By Akpan H. Ekpo
The Nigeria Economy is at its lowest since Independence. All macroeconomic fundamentals have been moving in the wrong direction even the performance of various sectors is nothing to write home about. The eight years of President Mohammadu Buhari with the APC mantra of change was a disaster in terms of economic performance. The rate of unemployment averaged 40 percent from 2008-2022 with inflation rate trending at double-digit and approaching run away level. Lending rates averaged 26 percent with the misery index standing at 86 percent in 2022.
Since independence, the manufacturing sector has never contributed more than 10 percent to GDP. Broadly, the Nigerian economy remains at the primary stage of development in spite of an average growth of 6 percent between 2017 and 2022 notwithstanding two economic recessions of 2016 and 2020. The economy has been in s stagflation phase from 2010; recession are common features in economic systems that depend heavily on the market, that is, market capitalism.
The Buhari administration approved a development plan of 2021-2025 and an Agenda 2050 economic blueprint. The New administration of President Ahmed Bola Tinubu in assuming office on May 29, 2023 came up with a 7 point priority within the Renewed Hope Agenda. Most of the priority areas are embedded in the approved economic development Plan 2021- 2025. Moreover, the same party, APC is in power. There seems to be a disconnect between the APC of President Buhari and that of President Tinubu. My concerns center on the pieces of advice given to President Tinubu in implementing his renewed hope agenda under the so-called ‘Bold Reforms’.
The implementation has resulted in untold hardship to millions of Nigerians who were already suffering under President Buhari. The entire reforms rest on market fundamentals coated with neo-liberalism and the Washington consensus. Let me argue upfront that neoliberal policies will not solve the economic problems of Nigeria. It should be stated that countries such as those in Asia rejected neo-liberalism garnished with pieces of advice from the World Bank and the IMF in order to leap-frog into sustained growth and development. The newly industrialized countries of Singapore, Malaysia, Indonesia and China rejected the World Bank/IMF prescriptions. These countries conceptualized, formulated and implemented home grown solutions to escape from backwardness and underdevelopment.

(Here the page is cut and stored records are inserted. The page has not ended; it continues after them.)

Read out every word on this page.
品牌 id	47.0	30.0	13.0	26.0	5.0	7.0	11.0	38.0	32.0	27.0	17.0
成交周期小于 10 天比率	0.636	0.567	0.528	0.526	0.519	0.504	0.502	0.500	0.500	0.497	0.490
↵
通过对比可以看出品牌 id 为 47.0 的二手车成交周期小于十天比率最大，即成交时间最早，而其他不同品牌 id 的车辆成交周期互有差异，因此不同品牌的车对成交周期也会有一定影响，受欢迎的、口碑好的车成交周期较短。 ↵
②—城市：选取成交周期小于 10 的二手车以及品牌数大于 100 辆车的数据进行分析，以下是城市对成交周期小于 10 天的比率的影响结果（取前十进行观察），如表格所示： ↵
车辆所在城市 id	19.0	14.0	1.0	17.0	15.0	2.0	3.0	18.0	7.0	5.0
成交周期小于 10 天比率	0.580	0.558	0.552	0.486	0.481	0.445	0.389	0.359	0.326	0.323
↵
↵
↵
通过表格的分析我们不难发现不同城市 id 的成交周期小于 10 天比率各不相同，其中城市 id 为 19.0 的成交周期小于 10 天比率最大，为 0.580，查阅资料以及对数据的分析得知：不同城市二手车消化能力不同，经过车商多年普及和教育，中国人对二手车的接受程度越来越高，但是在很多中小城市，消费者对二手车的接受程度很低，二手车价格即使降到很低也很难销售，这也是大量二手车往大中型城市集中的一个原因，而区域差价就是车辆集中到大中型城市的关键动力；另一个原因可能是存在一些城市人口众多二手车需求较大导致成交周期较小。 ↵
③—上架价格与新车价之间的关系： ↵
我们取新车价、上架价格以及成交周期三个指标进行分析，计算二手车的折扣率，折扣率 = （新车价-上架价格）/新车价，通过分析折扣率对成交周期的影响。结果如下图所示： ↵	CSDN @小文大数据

The World Bank and the IMF have become too visible in our appetite for advice. Their one-size fits all policies must be rejected if Nigeria is to make progress. Let us not forget history. We implemented Bretton Woods model of Structural Adjustment Programme from 1986 and the Nigerian Economy was in disarray up to 1988 and beyond. It took Chief Anthony Ani, Honourable Minister of Finance under General Abacha to salvage the economy by conceptualizing and implementing the philosophy of guided-deregulation. During the period of Chief Ani, macroeconomic fundamentals such as exchange rate, unemployment and inflation rates moved in the right direction prompting some observers to label the period the Abacha Miracle.
I will suggest that the present economic team seeks the wise counsel of Chief Anthony Ani.
On May 29 2023, it was wrong for the President to pronounce that “oil subsidy is gone”. It was unnecessary for after all, there was no oil subsidy (which was s scam) from June, 2023. Economists call such a situation an “announcement effect”. That single error sent the entire economy into panic buying of petrol and all prices as I predicted in 1996 went up by more than 400 percent exhibiting structural inflation. The Nigerian economy depends structurally on the export of crude petroleum.
The country would have seen better off with the refineries functioning, finding better ways of intervention as well as punishing those who benefitted from the oil subsidy scam. It is important to state that those who are against subsidy do benefit from subsides of all kinds, for example, the IMF, World Bank and the United States economy have different kinds of subsidies. The elites in Nigeria benefit from all kinds of subsidies too numerous to mention.